NMS makes sure only one bounding box is remained for every object detected. The cases where more than one object are detected in one grid would need usually cause a low recall rate.

4. Interpret the outputs

For each cell on the feature map, there are (5+C) x B outputs. The ideal situation is each cell of the feature map predict the object(s) through one of its bounding boxes if the center falls in the receptive field of that cell. The receptive field is the region of the input image visible to that cell.

Image Credit: https://blog.paperspace.com/how-to-implement-a-yolo-object-detector-in-pytorch/

The cell containing the center of the ground truth box of the object is responsible for prediction, which is the cell marked in red in the image.

YOLO v3 employs Darknet-53 as backbone model, which is more powerful than Darknet-19 (used in YOLO v2) and demonstrates a higher efficiency thatn ResNet-101 or ResNet-152. It improves the accuracy of the top 5 classes to 93.8 from 91.8 in YOLO v2. YOLO v3 and tiny-YOLO provides a choice between the tradeoff of accuracy and speed for the users. However, the efficiency is degraded, due to the multi-scale detection and the more complex CNN model on one hand. And on the other hand, there are a lot of redundant calculations due to a fixed number bounding boxes need to be predicted in each cell. FCOS and CenterNets are anchor free methods that detects objects without predefined anchors and improve the detection efficiency.

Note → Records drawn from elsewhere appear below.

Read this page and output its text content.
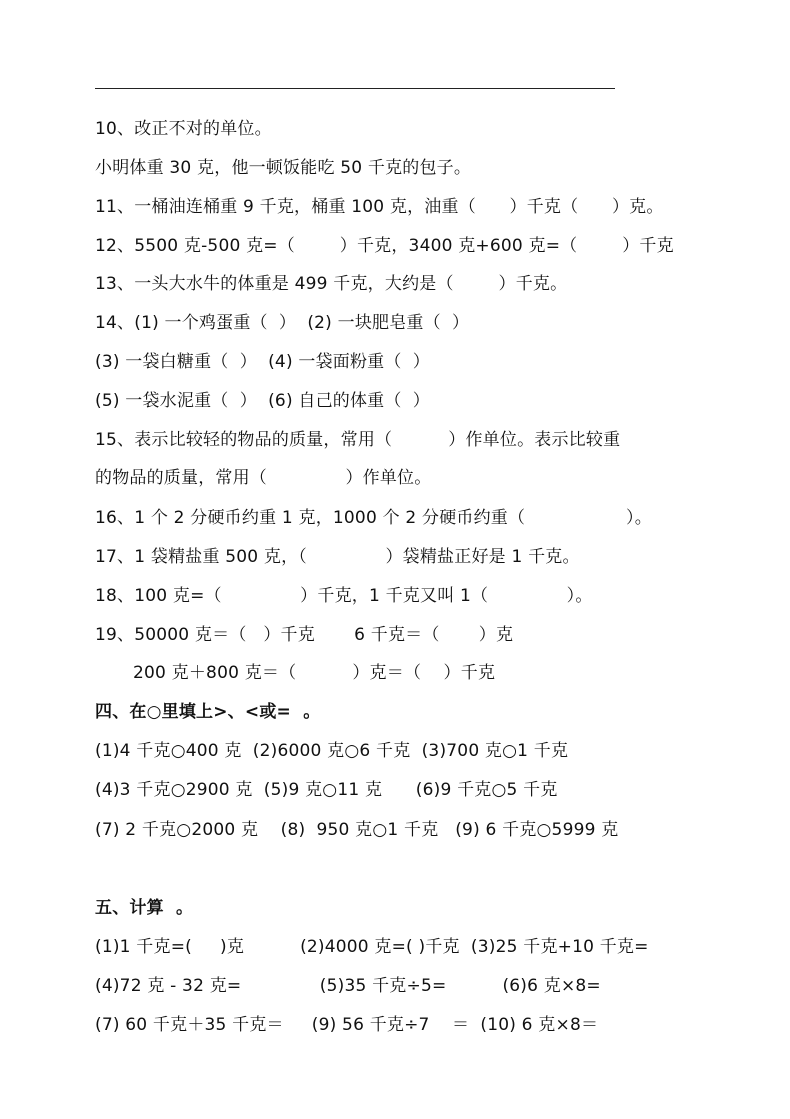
10、改正不对的单位。
小明体重 30 克，他一顿饭能吃 50 千克的包子。
11、一桶油连桶重 9 千克，桶重 100 克，油重（      ）千克（      ）克。
12、5500 克-500 克=（        ）千克，3400 克+600 克=（        ）千克
13、一头大水牛的体重是 499 千克，大约是（        ）千克。
14、(1) 一个鸡蛋重（  ）  (2) 一块肥皂重（  ）
(3) 一袋白糖重（  ）  (4) 一袋面粉重（  ）
(5) 一袋水泥重（  ）  (6) 自己的体重（  ）
15、表示比较轻的物品的质量，常用（          ）作单位。表示比较重
的物品的质量，常用（              ）作单位。
16、1 个 2 分硬币约重 1 克，1000 个 2 分硬币约重（                  ）。
17、1 袋精盐重 500 克，（              ）袋精盐正好是 1 千克。
18、100 克=（              ）千克，1 千克又叫 1（              ）。
19、50000 克＝（   ）千克       6 千克＝（       ）克
200 克＋800 克＝（          ）克＝（    ）千克
四、在○里填上>、<或=  。
(1)4 千克○400 克  (2)6000 克○6 千克  (3)700 克○1 千克
(4)3 千克○2900 克  (5)9 克○11 克      (6)9 千克○5 千克
(7) 2 千克○2000 克    (8)  950 克○1 千克   (9) 6 千克○5999 克
五、计算  。
(1)1 千克=(     )克          (2)4000 克=( )千克  (3)25 千克+10 千克=
(4)72 克 - 32 克=              (5)35 千克÷5=          (6)6 克×8=
(7) 60 千克＋35 千克＝     (9) 56 千克÷7    ＝  (10) 6 克×8＝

5. The difference between SSD and YOLO v3

(1) YOLO v3 has 3 anchors each level, making a total of 9 anchor boxes. Those anchor boxes has their size pre-determined through K-means method clustering of all the objects of COCO dataset. In the case of SSD, the size of anchors are manually set.

(2) In YOLO v3, we obtain all the anchor boxes with a IoU (with GT) higher than 0.3, which means there can be multiple anchors for one GT. If there are no such anchor boxes, then the anchor box with the highest IoU will be selected.

In the case of SSD, the anchor boxes with highest IoU is chosen first. After this, the anchors with an IoU larger than 0.5 are also considered.

(3) The loss function of YOLO v3 is gIoU and sigmoid binary cross-entropy. SSD uses smooth L1 loss and softmax cross-entropy loss.

6. Advances after YOLO v3

The YOLO v2 can process images at 40–90 FPS while YOLO v3 allows us to easily tradeoff between speed and accuracy, just by changing the model size without any retraining.

Ref[1]: YOLOv3: An Incremental Improvement

Ref. 2: yolov3总结/代码/SSD对比

Ref. 3: YOLO v4 or YOLO v5 or PP-YOLO?